Accomplishments include:
- Updating and publishing policies that align with industry standards
- Implementing a Risk Management Framework strategy for DC government agencies, defining what and how agencies can document their IT security risks, evaluate their systems and thereby enhancing overall security for DC Government
- Provided the annual cyber security awareness training including adding two components: phishing and remote work. At 83.5 percent overall complete, DC Government achieved a 10 percent increase in completion rates compared to 2020.
- Implemented next-gen endpoint protection solution for DC Government agencies. This single agent solution enhances our ability to stop breaches, ransomware, and cyberattacks—powered by world-class security expertise.
- Transitioning from a traditional remote access solution to a zero-trust based solution which provides seamless connectivity to approved applications and improves the remote worker experience.
TAKING WHAT WE’VE LEARNED AND LOOKING FORWARD
Just prior to the beginning of the pandemic, we unveiled the draft “Technology Strategic Plan for DC: Unleashing the Possible.” But over the past two years, we’ve learned so much more about our customers, but even more about ourselves.
- Attracting and Retaining Talent: Given the current great resignation, enlisting the needed tech talent at OCTO and across agencies to help us scale and innovate as we approach this next normal will be critical. Under our new citywide IT contingent workforce management contract, which we’ve named the STaR contract for Strategic Teaming and Resourcing, agencies will be able to select contractors for deliverable-based engagements, as opposed to just time and laor, which will give the District an innovative and cost-effective option when planning and executing new projects and products.
- Tech Enablement: Technologists are notorious for launching new products and just assuming that people will just simply understand how to use a new product and why they should be using it. We want to be that never happens again. We are launching the Enablement Team later this fiscal year to serve as ambassadors for OCTO products and services by providing trainings, creating DC-specific how-to videos, showcasing agency success stories, and capturing and analyzing feedback to help to make continuous improvements to our products and services.
- Service Management & Knowledge Center: Building on the work we have done on building out a financial model, we are expanding to an enterprise IT Service Management system to help automate service requests and fulfillment. As a part of the system, we will populate a new self-help knowledge base. The new analytics-driven portal will make it easier for staff to get answers to the most frequently asked questions and redirect and reduce routine questions and answers away from help desk staff.

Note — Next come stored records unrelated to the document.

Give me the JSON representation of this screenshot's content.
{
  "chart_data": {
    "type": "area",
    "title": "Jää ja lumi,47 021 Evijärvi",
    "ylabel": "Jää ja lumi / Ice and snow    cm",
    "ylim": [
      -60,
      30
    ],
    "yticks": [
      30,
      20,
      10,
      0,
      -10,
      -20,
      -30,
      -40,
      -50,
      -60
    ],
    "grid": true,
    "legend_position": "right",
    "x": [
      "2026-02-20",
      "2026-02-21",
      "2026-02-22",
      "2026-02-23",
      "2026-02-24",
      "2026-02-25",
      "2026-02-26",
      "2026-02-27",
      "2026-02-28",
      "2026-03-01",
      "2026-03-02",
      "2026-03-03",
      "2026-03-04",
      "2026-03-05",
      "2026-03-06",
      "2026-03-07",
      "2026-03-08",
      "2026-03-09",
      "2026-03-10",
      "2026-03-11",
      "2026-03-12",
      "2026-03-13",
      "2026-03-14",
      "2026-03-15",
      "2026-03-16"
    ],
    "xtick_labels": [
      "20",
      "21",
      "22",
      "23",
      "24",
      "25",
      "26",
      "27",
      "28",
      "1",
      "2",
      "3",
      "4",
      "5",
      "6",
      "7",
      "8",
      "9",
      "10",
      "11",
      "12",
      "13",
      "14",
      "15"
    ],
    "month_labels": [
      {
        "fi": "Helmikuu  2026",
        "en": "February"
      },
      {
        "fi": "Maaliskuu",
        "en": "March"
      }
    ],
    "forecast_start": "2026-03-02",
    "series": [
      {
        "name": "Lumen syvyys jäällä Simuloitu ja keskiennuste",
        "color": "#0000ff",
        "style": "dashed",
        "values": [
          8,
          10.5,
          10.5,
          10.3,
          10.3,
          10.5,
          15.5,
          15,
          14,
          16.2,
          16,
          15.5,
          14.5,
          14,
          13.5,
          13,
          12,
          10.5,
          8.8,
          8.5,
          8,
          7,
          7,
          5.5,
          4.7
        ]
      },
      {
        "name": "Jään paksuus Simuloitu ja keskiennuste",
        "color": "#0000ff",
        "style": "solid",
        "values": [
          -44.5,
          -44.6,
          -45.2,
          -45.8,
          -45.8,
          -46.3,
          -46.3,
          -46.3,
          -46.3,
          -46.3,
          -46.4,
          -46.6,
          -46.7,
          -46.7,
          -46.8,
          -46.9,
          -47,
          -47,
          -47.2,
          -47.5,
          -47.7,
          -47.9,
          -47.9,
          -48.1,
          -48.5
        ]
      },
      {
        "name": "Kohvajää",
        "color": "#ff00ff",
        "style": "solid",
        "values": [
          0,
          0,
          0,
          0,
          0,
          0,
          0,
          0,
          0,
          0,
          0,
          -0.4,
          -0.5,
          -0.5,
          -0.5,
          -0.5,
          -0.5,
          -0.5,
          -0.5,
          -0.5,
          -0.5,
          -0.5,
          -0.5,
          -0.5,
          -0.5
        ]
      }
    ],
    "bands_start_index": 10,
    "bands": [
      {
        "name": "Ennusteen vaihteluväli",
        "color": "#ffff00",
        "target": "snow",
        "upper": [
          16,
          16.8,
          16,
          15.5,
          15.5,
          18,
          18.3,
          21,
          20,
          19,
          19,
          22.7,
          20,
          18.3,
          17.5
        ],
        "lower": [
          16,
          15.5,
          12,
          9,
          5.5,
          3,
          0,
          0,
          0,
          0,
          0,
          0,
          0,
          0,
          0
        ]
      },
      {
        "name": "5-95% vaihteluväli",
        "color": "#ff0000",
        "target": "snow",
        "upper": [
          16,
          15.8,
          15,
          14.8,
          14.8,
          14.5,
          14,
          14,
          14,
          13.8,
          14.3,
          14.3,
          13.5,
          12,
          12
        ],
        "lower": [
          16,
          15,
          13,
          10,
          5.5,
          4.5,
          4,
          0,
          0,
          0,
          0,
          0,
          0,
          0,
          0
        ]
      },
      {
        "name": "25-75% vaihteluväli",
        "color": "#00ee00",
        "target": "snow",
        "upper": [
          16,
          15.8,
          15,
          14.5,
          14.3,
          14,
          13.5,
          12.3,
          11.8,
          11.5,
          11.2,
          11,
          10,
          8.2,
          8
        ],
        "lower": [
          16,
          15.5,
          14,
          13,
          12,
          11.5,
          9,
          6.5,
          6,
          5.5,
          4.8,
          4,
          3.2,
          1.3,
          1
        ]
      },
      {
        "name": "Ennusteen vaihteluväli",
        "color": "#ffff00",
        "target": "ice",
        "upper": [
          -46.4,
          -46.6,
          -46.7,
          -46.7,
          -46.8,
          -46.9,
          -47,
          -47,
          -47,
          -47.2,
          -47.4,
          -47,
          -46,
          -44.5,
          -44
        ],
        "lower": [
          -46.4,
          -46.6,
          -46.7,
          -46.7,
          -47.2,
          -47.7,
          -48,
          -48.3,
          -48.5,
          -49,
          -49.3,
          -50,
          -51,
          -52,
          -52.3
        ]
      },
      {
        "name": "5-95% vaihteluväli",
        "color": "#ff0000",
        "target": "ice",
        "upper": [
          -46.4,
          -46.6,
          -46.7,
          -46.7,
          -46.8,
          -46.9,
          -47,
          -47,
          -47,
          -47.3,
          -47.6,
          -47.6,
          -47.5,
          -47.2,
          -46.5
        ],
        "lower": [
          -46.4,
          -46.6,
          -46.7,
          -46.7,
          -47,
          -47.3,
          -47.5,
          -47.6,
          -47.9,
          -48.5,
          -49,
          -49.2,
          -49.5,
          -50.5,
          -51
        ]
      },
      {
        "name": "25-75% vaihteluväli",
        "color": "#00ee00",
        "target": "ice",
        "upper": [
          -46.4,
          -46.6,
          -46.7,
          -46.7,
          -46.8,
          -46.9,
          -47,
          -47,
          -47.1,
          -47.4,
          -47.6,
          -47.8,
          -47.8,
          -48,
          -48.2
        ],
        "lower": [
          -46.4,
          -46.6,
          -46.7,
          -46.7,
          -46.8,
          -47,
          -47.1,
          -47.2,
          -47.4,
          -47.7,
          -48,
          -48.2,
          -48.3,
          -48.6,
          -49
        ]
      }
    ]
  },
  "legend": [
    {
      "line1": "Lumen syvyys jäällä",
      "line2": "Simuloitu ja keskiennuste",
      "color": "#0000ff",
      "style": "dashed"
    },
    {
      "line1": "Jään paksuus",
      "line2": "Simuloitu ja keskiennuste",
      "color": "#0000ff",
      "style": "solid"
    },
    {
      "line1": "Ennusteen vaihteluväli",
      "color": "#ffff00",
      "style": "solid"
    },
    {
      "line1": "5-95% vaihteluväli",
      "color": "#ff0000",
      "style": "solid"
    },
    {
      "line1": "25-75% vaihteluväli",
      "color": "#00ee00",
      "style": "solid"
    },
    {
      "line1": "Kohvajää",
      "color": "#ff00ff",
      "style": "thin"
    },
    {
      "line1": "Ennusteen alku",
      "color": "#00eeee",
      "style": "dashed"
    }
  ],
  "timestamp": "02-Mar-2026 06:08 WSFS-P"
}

- Performance Management: We have released our new performance plan, tracking key metrics that coincide with the Tech Plan performance indices – reliability, value, customer satisfaction, cyber security, and organizational health. Going forward, we will integrate a performance tracking tool and recurring performance dialogues into our week-to-week activities.
As we emerge into a post-pandemic world, it is reassuring that much of the Tech Strategic Plan still holds today and I’m proud we’ve made strides in many areas. In many ways, the pandemic forced us to move in new directions much faster than anticipated. But as we revamp our performance practices, we are reviewing the strategic plan and expect to launch a revised version later this year. And we’ll be excited to share that with this committee when ready.
In closing, we appreciate the opportunity to share our accomplishments and plans for continuous improvement and look forward to continuing to work with the Committee. This concludes my presentation. I’m happy to address your questions at this time.